Und schon die Anklageschrift zeige die Qualität des Rechtswesens hierzulande: mehrere Adressen der Angeklagten und deren Geburtsdaten seien falsch.

Wenig Verständnis für die Anklage hat der Rechtsanwalt der Süd-Tiroler Freiheit, Nicola Canestrini: "Diese erneute Strafverfolgung der Meinungsäußerung, die zweifellos zu einer Debatte von öffentlichem Interesse beiträgt, ist sehr besorgniserregend: Kriminalisierung von Kritik ist ein sehr schlechtes Zeichen in einem Rechtsstaat. Kritische Werturteile sollten in Grundfragen einer Gesellschaft auch dann zugelassen sein, wenn sie provokant und ätzend sind."

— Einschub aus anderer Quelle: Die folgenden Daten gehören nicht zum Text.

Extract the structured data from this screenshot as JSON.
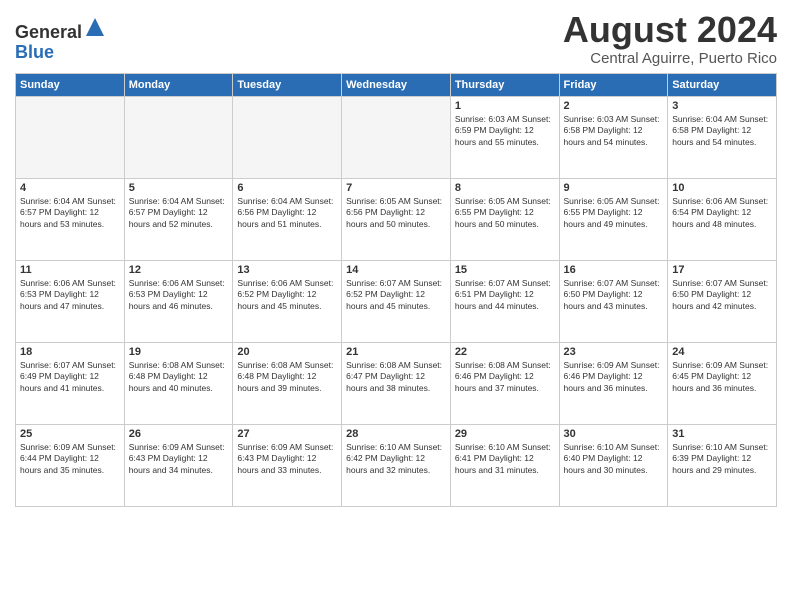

"Es muss endlich entschieden gehandelt werden! Die Süd-Tiroler Freiheit wird auch weiterhin vehement für die Grundsäulen der Autonomie und für die Meinungsfreiheit kämpfen. Gerne auch vor Gericht! Und auch wenn es wieder zehn Jahre dauern sollte!", heißt es abschließend in der Pressemitteilung.